Né Corbyn, né Sanders
Zingaretti non è né Corbyn né Sanders ma in tanti lo hanno votato perché vorrebbero un Sanders o un Corbyn, e hanno scambiato le primarie – un atto di delega – per un momento di partecipazione. Se il successo di Di Maio e Salvini è l’esito di un rancore diffuso, il relativo successo della kermesse ai gazebi è l’altra faccia della paura. La paura di restare soli, l’illusione di sentirsi parte di qualcosa di grande, grande come la piazza di Milano, ma tra i grandi elettori di Zingaretti c’è quel Minniti che ha consegnato migliaia di persone a chi gestisce i lager della Libia, che ha deliberato i Cpr che sta facendo costruire Salvini e quel Prodi che quei lager li ha aperti con una legge dei suoi ministri Turco e Napolitano. Lo scrittore e giornalista Luca Pisapia, su un social, ha ricordato che «alle primarie dieci anni fa votavano cinque milioni di persone e in un lento e costante declino oggi nemmeno due» e che il Pd è «un partito figlio di due esperienze come la dc e il Pci che al di là di un sistema di welfare, storicamente necessario al capitale, per il resto ci hanno regalato il primo le bombe nelle piazze e il secondo la persecuzione di tutto quanto di libertario si muoveva alla sua sinistra. Un partito che da quando esiste come tale ha solo distrutto la vita i sogni e le speranze di almeno tre generazioni (dal pacchetto Treu al jobs act), ha promulgato leggi liberticide e nazistoidi dalla Turco napolitano e al decreto Minniti… va bene la disperazione, vanno bene le pulsioni di morte, ma non potremmo festeggiare, che so, la rivoluzione d’ottobre, i riti dionisiaci, i misteri eleusini, dobbiamo proprio festeggiare la lenta e straziante agonia del Pd?».

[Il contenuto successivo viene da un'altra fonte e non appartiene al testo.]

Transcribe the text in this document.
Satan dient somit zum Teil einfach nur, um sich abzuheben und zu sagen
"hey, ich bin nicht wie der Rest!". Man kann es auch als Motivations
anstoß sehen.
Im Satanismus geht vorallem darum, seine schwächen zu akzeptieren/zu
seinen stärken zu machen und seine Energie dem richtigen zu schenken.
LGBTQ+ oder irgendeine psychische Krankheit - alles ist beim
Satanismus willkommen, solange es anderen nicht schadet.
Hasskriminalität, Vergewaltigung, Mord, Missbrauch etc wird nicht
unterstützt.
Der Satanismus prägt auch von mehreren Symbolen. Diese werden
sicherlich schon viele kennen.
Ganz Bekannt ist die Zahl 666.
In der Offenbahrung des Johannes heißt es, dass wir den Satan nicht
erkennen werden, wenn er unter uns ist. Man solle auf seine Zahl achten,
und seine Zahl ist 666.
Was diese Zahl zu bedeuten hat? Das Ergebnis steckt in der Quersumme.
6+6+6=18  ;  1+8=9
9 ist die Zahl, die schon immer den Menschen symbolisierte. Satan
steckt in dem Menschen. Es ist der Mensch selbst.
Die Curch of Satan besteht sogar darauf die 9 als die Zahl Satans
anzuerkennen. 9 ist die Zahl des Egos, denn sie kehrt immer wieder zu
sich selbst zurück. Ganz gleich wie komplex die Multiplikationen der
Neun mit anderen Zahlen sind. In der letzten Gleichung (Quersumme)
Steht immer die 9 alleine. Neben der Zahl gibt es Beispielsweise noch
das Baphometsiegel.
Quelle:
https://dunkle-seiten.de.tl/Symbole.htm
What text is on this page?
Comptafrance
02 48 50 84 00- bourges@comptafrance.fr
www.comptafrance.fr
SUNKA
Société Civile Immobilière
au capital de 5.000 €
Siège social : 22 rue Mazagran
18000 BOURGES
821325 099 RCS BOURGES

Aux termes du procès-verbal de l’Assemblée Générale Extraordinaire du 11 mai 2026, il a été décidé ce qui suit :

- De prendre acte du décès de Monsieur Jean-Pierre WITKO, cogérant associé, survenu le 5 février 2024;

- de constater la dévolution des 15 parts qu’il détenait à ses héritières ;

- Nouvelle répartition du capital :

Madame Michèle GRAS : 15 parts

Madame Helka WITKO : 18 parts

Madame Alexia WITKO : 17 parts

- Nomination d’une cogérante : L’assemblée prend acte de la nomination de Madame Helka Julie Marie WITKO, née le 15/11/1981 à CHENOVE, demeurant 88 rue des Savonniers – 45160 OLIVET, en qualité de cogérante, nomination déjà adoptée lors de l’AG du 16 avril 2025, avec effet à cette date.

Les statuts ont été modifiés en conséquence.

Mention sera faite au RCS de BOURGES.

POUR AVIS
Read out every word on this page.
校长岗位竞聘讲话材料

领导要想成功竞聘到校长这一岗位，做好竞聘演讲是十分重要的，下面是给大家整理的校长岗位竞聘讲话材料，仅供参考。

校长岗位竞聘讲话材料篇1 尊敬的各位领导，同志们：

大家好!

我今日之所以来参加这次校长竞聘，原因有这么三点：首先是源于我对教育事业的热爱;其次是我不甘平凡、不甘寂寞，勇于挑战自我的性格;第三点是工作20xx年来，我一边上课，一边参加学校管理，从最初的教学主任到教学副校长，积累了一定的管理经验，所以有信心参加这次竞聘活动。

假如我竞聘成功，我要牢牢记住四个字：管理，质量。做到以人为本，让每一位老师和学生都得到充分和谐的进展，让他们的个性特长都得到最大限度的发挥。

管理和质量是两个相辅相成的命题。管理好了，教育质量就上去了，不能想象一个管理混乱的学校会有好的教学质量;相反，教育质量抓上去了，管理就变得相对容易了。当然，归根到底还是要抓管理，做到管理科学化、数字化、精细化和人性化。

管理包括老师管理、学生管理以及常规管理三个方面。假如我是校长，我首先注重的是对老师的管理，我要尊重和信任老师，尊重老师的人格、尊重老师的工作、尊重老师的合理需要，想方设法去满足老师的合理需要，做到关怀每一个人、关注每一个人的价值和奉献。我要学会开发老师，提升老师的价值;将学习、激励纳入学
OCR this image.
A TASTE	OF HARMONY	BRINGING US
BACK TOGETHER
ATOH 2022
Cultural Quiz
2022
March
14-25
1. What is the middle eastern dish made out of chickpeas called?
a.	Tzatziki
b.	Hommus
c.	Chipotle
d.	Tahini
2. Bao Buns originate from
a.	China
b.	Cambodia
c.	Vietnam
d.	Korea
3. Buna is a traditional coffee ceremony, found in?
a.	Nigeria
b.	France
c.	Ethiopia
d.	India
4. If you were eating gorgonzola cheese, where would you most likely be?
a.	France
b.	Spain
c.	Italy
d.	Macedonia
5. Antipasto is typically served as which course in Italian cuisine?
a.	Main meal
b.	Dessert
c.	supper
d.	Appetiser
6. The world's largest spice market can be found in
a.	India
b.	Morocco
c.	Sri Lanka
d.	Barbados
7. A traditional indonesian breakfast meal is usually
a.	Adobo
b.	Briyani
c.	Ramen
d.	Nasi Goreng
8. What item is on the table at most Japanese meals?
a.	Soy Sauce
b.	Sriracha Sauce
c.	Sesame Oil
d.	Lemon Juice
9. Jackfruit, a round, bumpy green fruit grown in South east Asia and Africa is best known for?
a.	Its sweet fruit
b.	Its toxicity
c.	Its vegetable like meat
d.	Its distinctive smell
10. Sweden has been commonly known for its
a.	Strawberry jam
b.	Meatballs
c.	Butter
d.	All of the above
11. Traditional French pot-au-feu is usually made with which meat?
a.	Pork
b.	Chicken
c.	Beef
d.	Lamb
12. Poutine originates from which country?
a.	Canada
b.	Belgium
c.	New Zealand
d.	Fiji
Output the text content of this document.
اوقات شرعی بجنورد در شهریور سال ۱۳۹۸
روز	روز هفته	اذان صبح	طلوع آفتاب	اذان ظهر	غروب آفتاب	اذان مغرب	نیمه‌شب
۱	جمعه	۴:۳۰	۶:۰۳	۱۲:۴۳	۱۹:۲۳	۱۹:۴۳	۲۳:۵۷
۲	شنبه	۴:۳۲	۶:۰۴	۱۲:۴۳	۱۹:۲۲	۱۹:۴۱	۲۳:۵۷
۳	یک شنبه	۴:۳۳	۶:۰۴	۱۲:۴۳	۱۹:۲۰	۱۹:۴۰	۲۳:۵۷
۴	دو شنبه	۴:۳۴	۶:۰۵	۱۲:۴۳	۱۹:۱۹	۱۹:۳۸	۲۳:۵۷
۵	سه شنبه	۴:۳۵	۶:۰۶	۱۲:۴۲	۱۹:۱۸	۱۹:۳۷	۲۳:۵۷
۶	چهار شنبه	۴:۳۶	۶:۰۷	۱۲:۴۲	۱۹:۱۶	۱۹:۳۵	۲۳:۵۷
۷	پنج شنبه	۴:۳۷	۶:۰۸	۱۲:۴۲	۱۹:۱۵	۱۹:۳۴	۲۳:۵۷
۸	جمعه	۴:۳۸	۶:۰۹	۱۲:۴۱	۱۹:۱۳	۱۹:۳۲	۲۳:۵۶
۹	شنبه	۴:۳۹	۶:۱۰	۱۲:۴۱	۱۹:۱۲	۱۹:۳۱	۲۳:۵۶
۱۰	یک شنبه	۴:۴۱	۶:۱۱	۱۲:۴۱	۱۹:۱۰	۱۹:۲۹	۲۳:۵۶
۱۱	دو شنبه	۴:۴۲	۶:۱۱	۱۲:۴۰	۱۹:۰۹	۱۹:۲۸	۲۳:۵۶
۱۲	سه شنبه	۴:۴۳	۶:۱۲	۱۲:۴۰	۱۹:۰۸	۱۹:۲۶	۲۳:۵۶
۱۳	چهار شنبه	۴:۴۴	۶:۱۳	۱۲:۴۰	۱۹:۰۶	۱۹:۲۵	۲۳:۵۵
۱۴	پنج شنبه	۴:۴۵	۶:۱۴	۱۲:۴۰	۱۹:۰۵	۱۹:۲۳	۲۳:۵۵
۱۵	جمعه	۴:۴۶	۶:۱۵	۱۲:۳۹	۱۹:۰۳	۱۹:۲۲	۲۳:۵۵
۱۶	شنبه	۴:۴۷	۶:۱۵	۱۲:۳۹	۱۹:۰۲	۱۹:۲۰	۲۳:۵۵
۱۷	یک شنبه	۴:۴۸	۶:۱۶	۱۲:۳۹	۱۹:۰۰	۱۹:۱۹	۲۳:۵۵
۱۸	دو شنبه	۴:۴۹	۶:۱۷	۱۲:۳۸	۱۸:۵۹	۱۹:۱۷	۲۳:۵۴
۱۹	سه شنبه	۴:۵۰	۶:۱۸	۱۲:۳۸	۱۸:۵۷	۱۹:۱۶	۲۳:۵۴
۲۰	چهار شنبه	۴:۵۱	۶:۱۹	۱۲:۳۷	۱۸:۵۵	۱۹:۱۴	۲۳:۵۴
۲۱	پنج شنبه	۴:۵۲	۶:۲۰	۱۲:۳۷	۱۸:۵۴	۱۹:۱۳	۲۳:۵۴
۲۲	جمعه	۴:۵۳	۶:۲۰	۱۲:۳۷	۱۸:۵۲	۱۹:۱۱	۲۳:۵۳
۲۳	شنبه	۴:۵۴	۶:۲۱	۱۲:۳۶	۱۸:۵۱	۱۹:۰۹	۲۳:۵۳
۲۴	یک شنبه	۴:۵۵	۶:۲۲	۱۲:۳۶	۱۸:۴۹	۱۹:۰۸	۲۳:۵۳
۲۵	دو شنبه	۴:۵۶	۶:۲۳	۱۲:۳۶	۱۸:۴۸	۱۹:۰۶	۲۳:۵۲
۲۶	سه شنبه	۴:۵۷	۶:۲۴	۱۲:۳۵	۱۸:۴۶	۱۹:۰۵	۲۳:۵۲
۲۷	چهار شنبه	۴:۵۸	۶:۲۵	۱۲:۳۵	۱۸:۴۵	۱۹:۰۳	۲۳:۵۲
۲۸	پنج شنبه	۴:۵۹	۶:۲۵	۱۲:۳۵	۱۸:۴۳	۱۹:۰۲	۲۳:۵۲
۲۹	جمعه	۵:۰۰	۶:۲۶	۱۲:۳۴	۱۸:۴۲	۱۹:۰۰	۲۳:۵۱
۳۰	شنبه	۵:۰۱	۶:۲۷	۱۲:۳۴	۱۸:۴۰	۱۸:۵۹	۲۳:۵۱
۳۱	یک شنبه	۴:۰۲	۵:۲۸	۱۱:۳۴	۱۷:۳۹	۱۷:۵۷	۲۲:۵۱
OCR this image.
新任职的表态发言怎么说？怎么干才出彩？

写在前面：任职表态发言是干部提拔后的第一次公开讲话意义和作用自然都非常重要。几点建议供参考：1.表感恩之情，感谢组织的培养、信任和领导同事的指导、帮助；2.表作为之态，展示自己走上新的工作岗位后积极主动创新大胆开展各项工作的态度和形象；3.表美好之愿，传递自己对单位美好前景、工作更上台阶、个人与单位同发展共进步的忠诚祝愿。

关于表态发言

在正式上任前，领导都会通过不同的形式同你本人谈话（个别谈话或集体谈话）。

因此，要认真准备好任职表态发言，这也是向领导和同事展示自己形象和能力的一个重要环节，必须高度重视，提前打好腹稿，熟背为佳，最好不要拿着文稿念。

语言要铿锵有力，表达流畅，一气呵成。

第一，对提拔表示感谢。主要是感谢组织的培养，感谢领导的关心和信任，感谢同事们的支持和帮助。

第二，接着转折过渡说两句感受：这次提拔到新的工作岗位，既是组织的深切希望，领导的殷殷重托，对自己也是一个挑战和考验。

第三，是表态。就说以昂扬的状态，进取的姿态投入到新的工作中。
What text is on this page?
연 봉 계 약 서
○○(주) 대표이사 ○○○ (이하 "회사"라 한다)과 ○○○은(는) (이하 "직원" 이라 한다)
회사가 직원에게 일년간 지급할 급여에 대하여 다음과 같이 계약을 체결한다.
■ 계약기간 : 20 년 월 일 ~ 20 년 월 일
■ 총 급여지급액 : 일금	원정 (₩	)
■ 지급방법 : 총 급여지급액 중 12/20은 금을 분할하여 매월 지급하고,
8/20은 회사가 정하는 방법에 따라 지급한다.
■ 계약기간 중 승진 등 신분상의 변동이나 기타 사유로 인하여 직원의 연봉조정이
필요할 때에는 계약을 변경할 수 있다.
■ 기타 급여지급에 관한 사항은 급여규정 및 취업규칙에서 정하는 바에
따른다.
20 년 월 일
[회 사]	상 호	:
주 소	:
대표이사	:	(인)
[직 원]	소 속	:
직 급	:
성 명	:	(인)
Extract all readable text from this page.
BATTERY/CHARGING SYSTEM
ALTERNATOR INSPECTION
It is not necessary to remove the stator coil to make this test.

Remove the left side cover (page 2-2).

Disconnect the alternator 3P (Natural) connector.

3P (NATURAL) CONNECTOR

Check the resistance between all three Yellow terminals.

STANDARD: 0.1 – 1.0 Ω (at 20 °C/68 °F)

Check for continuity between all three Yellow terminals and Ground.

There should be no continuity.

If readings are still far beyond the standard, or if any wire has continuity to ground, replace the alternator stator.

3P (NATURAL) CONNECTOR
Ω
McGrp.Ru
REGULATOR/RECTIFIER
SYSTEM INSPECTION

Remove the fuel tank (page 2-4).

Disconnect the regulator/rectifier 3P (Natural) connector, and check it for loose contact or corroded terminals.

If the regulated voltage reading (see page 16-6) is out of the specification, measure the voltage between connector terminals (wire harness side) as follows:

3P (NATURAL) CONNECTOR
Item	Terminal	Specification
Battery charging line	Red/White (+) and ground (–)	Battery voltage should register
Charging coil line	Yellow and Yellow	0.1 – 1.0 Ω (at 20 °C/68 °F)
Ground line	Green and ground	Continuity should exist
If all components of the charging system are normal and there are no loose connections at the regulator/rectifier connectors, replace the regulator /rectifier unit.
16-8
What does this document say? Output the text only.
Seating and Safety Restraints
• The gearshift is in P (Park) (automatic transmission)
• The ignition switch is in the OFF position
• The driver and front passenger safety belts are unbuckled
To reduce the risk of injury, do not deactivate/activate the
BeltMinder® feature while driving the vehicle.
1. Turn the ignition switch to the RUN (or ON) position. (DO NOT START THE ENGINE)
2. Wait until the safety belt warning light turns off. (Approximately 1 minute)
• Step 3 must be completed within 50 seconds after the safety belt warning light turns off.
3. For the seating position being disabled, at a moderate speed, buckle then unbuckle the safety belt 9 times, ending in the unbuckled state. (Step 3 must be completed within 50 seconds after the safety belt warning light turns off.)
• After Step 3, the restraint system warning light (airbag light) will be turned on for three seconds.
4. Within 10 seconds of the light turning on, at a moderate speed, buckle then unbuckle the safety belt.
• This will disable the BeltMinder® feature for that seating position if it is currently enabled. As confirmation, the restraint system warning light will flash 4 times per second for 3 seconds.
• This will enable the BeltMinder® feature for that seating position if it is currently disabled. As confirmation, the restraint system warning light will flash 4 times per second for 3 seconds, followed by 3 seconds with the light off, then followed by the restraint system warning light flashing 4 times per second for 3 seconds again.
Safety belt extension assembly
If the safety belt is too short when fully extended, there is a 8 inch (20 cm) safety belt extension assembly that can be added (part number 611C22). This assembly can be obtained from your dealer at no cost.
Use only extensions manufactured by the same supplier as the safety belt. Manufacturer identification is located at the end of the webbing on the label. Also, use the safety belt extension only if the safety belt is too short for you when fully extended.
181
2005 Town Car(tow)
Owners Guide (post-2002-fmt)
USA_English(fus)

Vincere la paura, recuperare coscienza e legami sociali, è una strada lunga ma non può essere delegata al segretario del partito che ha sciolto quei legami nell’acido del neo liberismo. La ricerca deve continuare anche se uno schieramento alternativo alle destre razziste, al Pd liberista, al qualunquismo reazionario del M5S avrebbe già dovuto costruirsi da prima, non semplicemente in funzione della scadenza elettorale, ma sul terreno delle iniziative di lotta e sociali, nella riattivazione del sindacalismo di classe, nel lavoro per unire tra loro i diversi movimenti di resistenza alle politiche liberiste dei governi capitalisti e nella completa chiarezza di alternatività alle forze del vecchio/nuovo centro sinistra.